La influencia del Buen Vivir repercutió en diversos aspectos: a) el reconocimiento del carácter intercultural y plurinacional del Estado; b) el establecimiento de la naturaleza como sujeto de derechos políticos, lo que posicionó a Ecuador como un país pionero en ello; c) el nuevo carácter otorgado a la economía plural y al rol central del Estado en la economía, a través de aspectos como su carácter redistributivo y de su rol como garante de derechos sociales; d) la importancia que se dió a la participación de la ciudadanía y al trabajo como ejes fundamentales para alcanzar una vida digna.   
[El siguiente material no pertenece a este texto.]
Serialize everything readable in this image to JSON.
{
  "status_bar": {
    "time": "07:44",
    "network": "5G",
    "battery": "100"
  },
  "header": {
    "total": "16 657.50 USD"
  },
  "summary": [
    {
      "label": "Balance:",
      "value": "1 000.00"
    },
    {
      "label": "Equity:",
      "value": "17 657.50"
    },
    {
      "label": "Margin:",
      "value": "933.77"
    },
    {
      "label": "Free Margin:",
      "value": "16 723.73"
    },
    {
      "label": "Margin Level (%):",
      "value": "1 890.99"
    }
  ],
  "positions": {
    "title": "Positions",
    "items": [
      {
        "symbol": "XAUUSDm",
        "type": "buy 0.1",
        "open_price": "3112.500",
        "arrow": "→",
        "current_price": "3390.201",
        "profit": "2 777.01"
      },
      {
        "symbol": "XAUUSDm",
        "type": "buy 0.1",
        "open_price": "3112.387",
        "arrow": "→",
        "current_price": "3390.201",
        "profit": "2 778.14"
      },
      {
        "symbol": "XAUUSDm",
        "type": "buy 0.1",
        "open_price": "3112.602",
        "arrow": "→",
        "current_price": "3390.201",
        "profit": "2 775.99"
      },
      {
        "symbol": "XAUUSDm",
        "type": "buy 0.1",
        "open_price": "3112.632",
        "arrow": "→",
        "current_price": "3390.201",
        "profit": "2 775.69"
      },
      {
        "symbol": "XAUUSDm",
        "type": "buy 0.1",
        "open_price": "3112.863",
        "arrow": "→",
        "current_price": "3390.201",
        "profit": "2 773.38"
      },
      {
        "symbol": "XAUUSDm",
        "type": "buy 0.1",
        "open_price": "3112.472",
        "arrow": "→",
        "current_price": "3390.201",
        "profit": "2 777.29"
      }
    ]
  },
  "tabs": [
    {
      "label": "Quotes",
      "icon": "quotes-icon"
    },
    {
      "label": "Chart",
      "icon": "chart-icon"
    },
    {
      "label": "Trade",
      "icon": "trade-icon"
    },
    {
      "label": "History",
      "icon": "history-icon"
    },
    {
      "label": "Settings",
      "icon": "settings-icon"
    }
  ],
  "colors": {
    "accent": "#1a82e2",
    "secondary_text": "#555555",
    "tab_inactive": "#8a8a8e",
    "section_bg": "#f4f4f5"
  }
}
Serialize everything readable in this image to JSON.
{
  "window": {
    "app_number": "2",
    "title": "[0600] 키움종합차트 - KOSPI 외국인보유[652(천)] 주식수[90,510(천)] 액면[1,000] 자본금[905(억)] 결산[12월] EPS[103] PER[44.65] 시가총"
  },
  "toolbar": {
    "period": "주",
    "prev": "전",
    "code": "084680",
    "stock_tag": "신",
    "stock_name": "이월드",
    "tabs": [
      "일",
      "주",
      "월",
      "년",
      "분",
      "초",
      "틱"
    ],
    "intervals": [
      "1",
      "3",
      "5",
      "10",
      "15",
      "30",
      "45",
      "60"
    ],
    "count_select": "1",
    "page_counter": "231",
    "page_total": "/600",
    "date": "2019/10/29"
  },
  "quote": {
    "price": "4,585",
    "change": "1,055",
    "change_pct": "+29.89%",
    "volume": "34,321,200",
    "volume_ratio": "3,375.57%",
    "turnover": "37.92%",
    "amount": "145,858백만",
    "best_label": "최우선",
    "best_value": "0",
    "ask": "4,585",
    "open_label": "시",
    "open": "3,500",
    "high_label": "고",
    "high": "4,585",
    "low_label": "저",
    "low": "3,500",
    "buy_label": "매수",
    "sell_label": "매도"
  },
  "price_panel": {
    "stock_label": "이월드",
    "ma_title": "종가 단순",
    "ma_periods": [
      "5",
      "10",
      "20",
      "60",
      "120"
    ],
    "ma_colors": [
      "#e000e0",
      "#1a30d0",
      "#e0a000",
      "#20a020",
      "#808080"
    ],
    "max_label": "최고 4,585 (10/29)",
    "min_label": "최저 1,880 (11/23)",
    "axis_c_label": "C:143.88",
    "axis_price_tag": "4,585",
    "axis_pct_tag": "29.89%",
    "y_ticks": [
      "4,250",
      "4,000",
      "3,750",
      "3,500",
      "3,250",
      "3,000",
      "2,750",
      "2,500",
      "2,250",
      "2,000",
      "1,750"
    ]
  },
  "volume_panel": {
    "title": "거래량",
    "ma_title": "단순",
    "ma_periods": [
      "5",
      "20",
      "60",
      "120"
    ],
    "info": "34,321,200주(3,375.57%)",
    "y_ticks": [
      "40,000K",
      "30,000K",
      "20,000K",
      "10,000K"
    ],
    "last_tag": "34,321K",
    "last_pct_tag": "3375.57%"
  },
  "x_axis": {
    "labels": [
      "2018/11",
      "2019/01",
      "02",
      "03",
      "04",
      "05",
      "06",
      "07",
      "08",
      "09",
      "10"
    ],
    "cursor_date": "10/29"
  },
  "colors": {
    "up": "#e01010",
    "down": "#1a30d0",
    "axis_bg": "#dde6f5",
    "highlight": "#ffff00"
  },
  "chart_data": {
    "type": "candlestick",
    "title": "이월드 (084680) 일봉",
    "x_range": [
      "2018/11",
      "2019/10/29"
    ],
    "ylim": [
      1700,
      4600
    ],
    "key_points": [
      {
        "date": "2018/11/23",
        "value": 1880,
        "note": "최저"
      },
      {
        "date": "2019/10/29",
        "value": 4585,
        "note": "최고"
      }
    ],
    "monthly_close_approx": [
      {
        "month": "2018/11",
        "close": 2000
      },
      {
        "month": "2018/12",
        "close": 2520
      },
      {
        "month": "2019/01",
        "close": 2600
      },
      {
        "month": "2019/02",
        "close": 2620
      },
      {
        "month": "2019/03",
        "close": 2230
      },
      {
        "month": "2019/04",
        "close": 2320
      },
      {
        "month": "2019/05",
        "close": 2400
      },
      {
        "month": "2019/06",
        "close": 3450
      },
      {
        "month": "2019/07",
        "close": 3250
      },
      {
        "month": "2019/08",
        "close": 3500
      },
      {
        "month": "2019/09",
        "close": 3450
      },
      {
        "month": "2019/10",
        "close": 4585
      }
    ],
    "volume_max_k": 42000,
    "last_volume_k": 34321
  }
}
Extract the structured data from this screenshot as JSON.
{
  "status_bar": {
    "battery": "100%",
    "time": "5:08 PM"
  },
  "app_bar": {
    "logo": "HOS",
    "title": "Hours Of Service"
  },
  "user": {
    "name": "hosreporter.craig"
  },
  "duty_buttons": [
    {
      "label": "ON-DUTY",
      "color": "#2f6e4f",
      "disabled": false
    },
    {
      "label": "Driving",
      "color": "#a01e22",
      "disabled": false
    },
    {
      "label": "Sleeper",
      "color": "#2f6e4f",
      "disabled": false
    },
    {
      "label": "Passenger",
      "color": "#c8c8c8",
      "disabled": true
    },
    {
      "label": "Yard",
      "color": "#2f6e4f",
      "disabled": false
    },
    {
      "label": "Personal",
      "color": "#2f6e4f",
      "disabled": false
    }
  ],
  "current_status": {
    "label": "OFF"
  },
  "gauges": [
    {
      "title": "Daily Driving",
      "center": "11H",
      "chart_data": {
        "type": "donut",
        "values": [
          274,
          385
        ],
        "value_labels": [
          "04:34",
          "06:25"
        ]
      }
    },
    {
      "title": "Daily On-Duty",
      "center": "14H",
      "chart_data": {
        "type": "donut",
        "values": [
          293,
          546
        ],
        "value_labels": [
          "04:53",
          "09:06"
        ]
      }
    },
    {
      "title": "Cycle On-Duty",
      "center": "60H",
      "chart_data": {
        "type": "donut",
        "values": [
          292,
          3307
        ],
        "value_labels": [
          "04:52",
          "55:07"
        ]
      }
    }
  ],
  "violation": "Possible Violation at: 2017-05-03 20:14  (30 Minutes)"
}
A contracorriente con lo expuesto, claramente durante la coyuntura actual, el gobierno ecuatoriano de Lenin Moreno ha expresado un drástico cambio de rumbo que se observa, por ejemplo, en la pérdida de centralidad política y discursiva de conceptos como el del “Sumak Kawsay” como “Vida en plenitud” o “Buen Vivir”. Así, los “Planes Nacionales” desde el año 2017 en adelante, reemplazaron la utilización del concepto de “Buen vivir”, por viejos conceptos como los de “desarrollo”, que ya problematizamos en comentario anterior

Dicho viraje neoliberal también se devela nítidamente en el congelamiento de la inversión pública, producto de la prohibición del déficit primario efectuada en 2018, la que sólo admite incurrir en él para pagar los intereses de la deuda. Como consecuencia de ello, el acceso y la calidad de servicios públicos como la educación, la salud y la seguridad social se han visto afectados negativamente. Aquella decisión de Moreno, enmarcada en su agenda de aplicación de medidas de “austeridad”, se encontraría en las antípodas de las políticas sociales implementadas por Rafael Correa caracterizadas por el otorgamiento de un papel más importante al Estado, a través de la garantización de derechos sociales universales como: educación (por medio de la “revolución educativa” para mejorar el acceso y la calidad en todos los niveles educativos); la salud (con la creación de una Red Pública Integral de Salud, el fortalecimiento de la atención primaria, la acción sobre determinantes de la salud y un mayor financiamiento); y la seguridad social (mediante el fortalecimiento del Instituto Ecuatoriano de la Seguridad Social (IESS) y el establecimiento de la obligatoriedad para los empleadores de afiliar a todos sus empleados). Estas medidas encontraron un sustento económico en la nacionalización de algunas empresas de recursos estratégicos como el petróleo y en las políticas tributarias implementadas, durante sus gobiernos. Según la CEPAL, durante los gobiernos de Correa aumentó el gasto público como porcentaje del Producto Interno Bruto, pasando en educación de 2,71% en 2007 a un 4,59% en 2016; en salud de un 1,18% a un 2,54%, entre los mismos años; y en seguridad social de un 1,008% en 2007 a un 1,22% en 2016.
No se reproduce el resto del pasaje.